Monday, March 31, 2008

"Road Blocks"

This is an article I wrote for a school newsletter but who knows if it fits the format.

"East Jerusalem-I was with some friends of mine when we were going through a checkpoint outside the neighborhood of his friends’ house. It was a wooden shack with two soldiers standing guard. I didn’t really want to go into the neighborhood because I knew that we would have to deal with the checkpoint on the way out. As the soldiers were looking through my passport, one of them came back and explained to me with my friend translating that he couldn’t find my Israeli visa. I showed it to him and we then argued back and forth about whether the visa was still valid (it turned out that the soldier couldn’t read well). After pointing out all the dates on my visa several times and even showing my e-ticket to prove that I wasn’t going to over stay my visa. Later, my friends explained that for Palestinians incidents at the checkpoints get much worse than that.

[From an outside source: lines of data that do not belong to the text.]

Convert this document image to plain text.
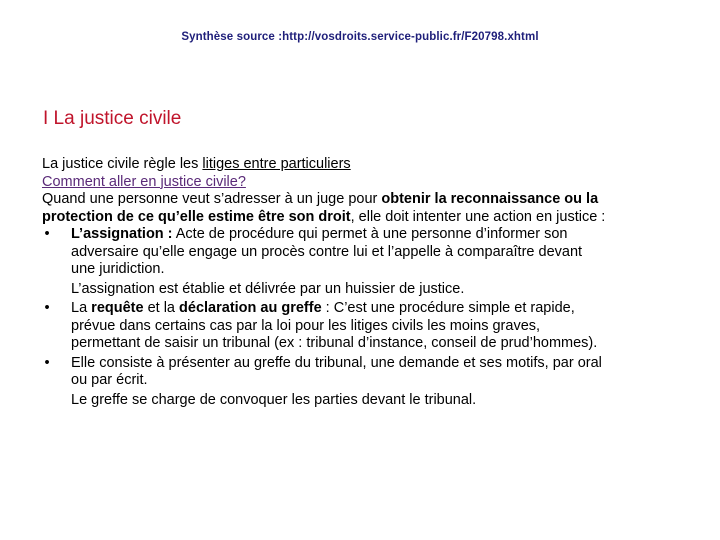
Synthèse source :http://vosdroits.service-public.fr/F20798.xhtml
I La justice civile
La justice civile règle les litiges entre particuliers
Comment aller en justice civile?
Quand une personne veut s’adresser à un juge pour obtenir la reconnaissance ou la
protection de ce qu’elle estime être son droit, elle doit intenter une action en justice :
• L’assignation : Acte de procédure qui permet à une personne d’informer son
adversaire qu’elle engage un procès contre lui et l’appelle à comparaître devant
une juridiction.
L’assignation est établie et délivrée par un huissier de justice.
• La requête et la déclaration au greffe : C’est une procédure simple et rapide,
prévue dans certains cas par la loi pour les litiges civils les moins graves,
permettant de saisir un tribunal (ex : tribunal d’instance, conseil de prud’hommes).
• Elle consiste à présenter au greffe du tribunal, une demande et ses motifs, par oral
ou par écrit.
Le greffe se charge de convoquer les parties devant le tribunal.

Israel has today pledged to remove 50 of these ”road blocks” in order to advance the peace process while also pledging to upgrade checkpoints to reduce the wait time without compromising security. However, these 50 are only a fraction of the 500+ checkpoints in the occupied West Bank and the number of checkpoints have only increased from Annapolis until now. The World Bank has found that checkpoints are the main factor that is stifling the economy in the West Bank and the Palestinians claim they are collective punishment.

Although Palestinian officials welcomed the move, both Palestinians and Israelis are deeply skeptical of a peace deal being concluded before Bush leaves office. Condoleezza Rice is in the Middle East to try to invigorate the peace process and may use this opportunity to claim that progress is being made. In the meantime, Israel is using this opportunity to pressure the Palestinian government to take “greater security responsibility” in the West Bank by allowing 600 Jordanian-trained security officers to be deployed to the West Bank city of Jenin. However, there does not seem to be great expectations for an improvement in security for the Israelis or substantial concessions for the Palestinians."

On another note I was accepted the Arabic program at AUB so I am officially awesome.